What to make of the campus’ lackluster response to threats of violence? For one, it’s a reminder that these attacks (and threats of these attacks) are now fairly commonplace. According to a 2008 study in the Journal of American College Health, which surveyed campus police chiefs across the nation about firearm incidents, a safety incident involving a firearm had occurred on 35 percent of campuses in the prior five years. I was unable to find data about the prevalence of bomb threats on college campuses, but the wave of bomb threats to university campuses across the U.S. — including the UT campus in September 2012 — made American college students (especially those at public universities, which all four of the colleges directly targeted in the bomb threats were) hyper-aware of the possibility that the next day might bring “increased police presence” on campus due to a security threat.
The frequency of these threats makes a strong student response impractical. And panicking in response to them indulges a potential bomber or shooter’s desire for attention, encouraging others to emulate their behavior.

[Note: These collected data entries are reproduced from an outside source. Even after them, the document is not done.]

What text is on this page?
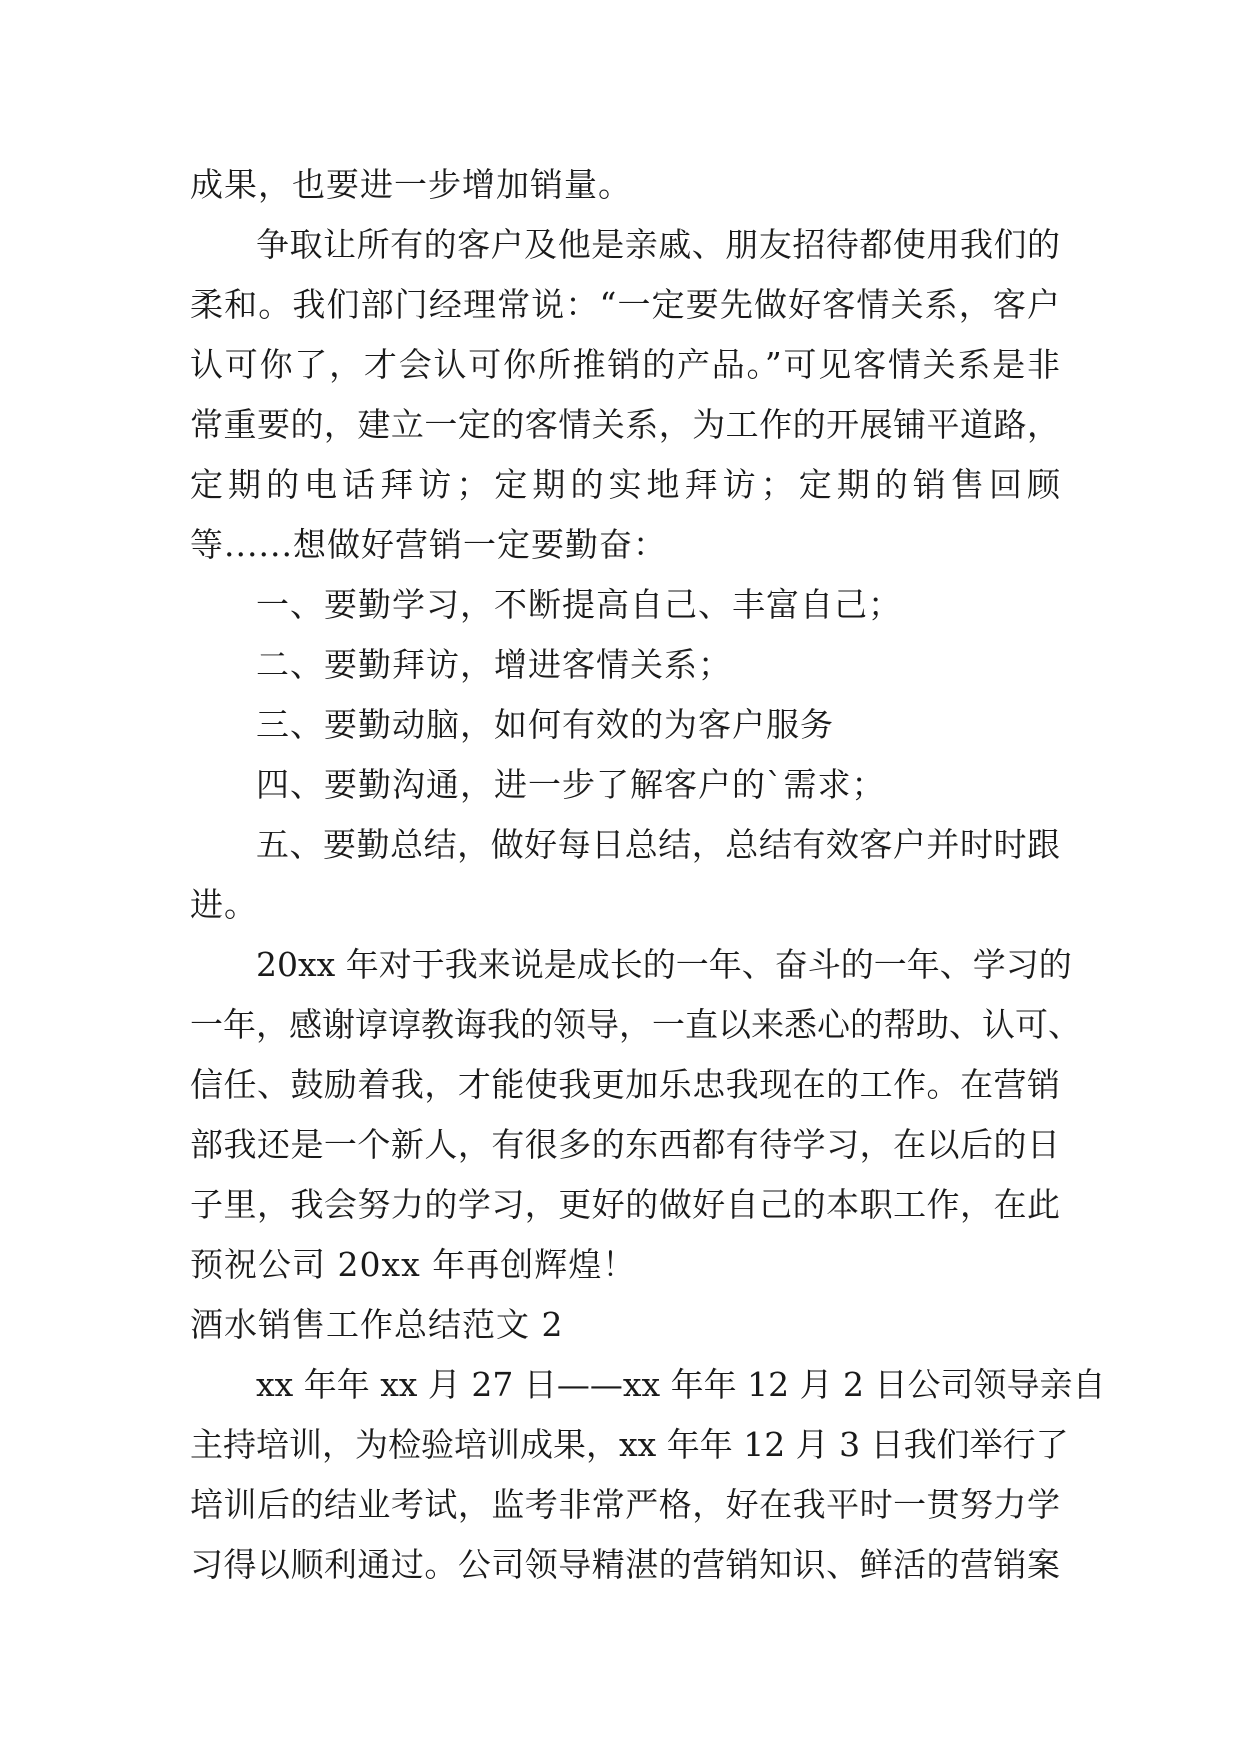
成果，也要进一步增加销量。
争取让所有的客户及他是亲戚、朋友招待都使用我们的
柔和。我们部门经理常说：“一定要先做好客情关系，客户
认可你了，才会认可你所推销的产品。”可见客情关系是非
常重要的，建立一定的客情关系，为工作的开展铺平道路，
定期的电话拜访；定期的实地拜访；定期的销售回顾
等......想做好营销一定要勤奋：
一、要勤学习，不断提高自己、丰富自己；
二、要勤拜访，增进客情关系；
三、要勤动脑，如何有效的为客户服务
四、要勤沟通，进一步了解客户的`需求；
五、要勤总结，做好每日总结，总结有效客户并时时跟
进。
20xx 年对于我来说是成长的一年、奋斗的一年、学习的
一年，感谢谆谆教诲我的领导，一直以来悉心的帮助、认可、
信任、鼓励着我，才能使我更加乐忠我现在的工作。在营销
部我还是一个新人，有很多的东西都有待学习，在以后的日
子里，我会努力的学习，更好的做好自己的本职工作，在此
预祝公司 20xx 年再创辉煌！
酒水销售工作总结范文 2
xx 年年 xx 月 27 日——xx 年年 12 月 2 日公司领导亲自
主持培训，为检验培训成果，xx 年年 12 月 3 日我们举行了
培训后的结业考试，监考非常严格，好在我平时一贯努力学
习得以顺利通过。公司领导精湛的营销知识、鲜活的营销案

And yet, on a less practical level, I find myself wanting the students on this campus to react more strongly to even empty threats on our campus. After all, UT has a history of mentally ill individuals committing acts of mass violence, as in 1966 when UT student Charles Whitman killed 17 people with a rifle from the top of the UT Tower. Those who threaten the campus with violence today, by calling in a bomb threat or by bringing a gun on campus, are psychological heirs to Whitman’s cold-blooded act. And when we grow accustomed to these threats of violence, though it denies these nameless, faceless perpetrators the attention they might crave, it also denies ourselves the outrage and confusion we have a right to feel when people threaten our lives.
Thursday morning, the University sent out a follow-up safety alert email on the bomb threat informing students that they had “no new information to offer” but which asked students to “remain vigilant and report any suspicious activity or unusual objects to UTPD.” Meanwhile, the national debate about how to “catch” and provide support to the mentally ill before they commit acts of violence continues. But it wouldn’t be practical for us to react or to question what made someone want to threaten our campus in the first place. It just happens too often these days. It’s just as Lazare said: Another semester, another bomb threat.
Wright is a Plan II junior from San Antonio.